While this development is being hailed as an important strategy to address the problem of overlapping membership, there are concerns as to whether this will make a difference in addressing development challenges facing its constituent members. This also takes place against the background of the poor record of the performance of African regional trade agreements, particularly in enhancing intra-regional trade, addressing supply-side constraints and promoting competitiveness.
It is important that in negotiating the Tripartite FTA, trade officials should seek to make it works better than existing trade regimes. The starting point is to address critical design and implementation deficiencies prevalent in the three RECs as they relate to trade liberalization and the cost of trading.
First, by avoiding sensitive and exclusion lists, especially in manufactures and agricultural products, as the removal of trade barriers in these sectors will have the potential to increase intra-regional trade and stimulate competitiveness. Hence, the idea of a duty-free-quota-free trade liberalisation approach is worth serious considerations.
Second, is the need to seriously address pervasive non-tariff barriers (NTBs) that continue to undermine the potential gains that could be derived from the existing three FTAs. In fact, the three RECs have made substantial progress in reducing tariffs but such gains are offset by a proliferation of NTBs.
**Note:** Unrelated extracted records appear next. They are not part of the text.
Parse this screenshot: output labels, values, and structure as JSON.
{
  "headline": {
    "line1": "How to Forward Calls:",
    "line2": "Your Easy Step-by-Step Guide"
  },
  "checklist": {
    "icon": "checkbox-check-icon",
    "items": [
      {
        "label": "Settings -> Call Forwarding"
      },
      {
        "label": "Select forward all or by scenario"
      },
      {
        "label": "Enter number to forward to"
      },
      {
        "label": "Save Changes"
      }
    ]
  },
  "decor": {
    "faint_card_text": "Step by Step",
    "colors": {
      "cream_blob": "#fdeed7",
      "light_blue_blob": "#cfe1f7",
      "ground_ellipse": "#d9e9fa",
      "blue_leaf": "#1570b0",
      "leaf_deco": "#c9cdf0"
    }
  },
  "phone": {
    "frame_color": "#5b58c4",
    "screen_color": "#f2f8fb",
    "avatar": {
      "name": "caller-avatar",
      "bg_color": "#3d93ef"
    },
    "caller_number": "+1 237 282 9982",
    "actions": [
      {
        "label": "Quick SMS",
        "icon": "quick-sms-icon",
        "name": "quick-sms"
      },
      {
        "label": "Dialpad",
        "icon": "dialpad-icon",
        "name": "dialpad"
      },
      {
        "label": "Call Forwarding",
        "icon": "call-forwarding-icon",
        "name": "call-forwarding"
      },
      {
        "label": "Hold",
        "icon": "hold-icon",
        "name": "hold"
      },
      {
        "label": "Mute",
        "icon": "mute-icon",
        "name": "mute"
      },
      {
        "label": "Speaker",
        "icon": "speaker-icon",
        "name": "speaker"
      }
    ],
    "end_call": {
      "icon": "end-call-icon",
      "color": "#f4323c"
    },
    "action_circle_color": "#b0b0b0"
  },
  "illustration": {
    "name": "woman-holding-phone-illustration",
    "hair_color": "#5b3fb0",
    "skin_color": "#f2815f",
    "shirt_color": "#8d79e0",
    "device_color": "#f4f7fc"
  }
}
Third, there is a compelling case to reform the existing rules of origin regimes towards simplicity. For example, there is evidence of firms not having been able to utilize the preferences under the SADC FTA because of the restrictiveness of its product-specific rules of origin. It is important to avoid a large variety of methodologies for determining substantial transformation as this gives rise to complexity and less transparency in conferring origin. This in turn raises the cost of compliance thereby making trade preferences unattractive. A key policy question is whether rules of origin are effective or an appropriate instrument to promote the use of local/ regional inputs and the development of downstream processing industries.
Fourth, addressing other growth-retarding constraints – beyond trade in goods to services, infrastructures, and institutional and bureaucratic bottlenecks will go a long way in reducing the cost of doing business and promoting competitiveness. Specifically, trade in services liberalisation should be an important component of the design of the Tripartite FTA.
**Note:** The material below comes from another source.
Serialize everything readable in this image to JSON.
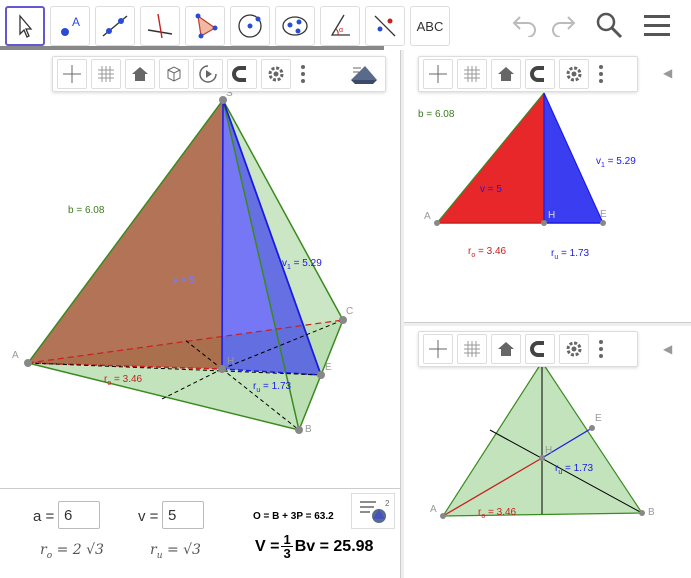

Fifth, tackling implementation deficiencies through strengthening provisions that encourage members’ compliance with their FTA obligations is critical as this is an area where existing FTAs continue to fail. Members should comply with a rules-based regional trading arrangement which they negotiate.
While enhancing intra-regional trade should be an important objective of the Tripartite, its associated gains are likely to be minimal if not accompanied by efforts to halt the region’s marginalisation in global trade through lowering trade barriers with the rest of the world and thereby facilitate the region’s integration into the global economy. This will help to minimise the potential trade diversion that may result and compromise long-term efficiency gains and international competitiveness.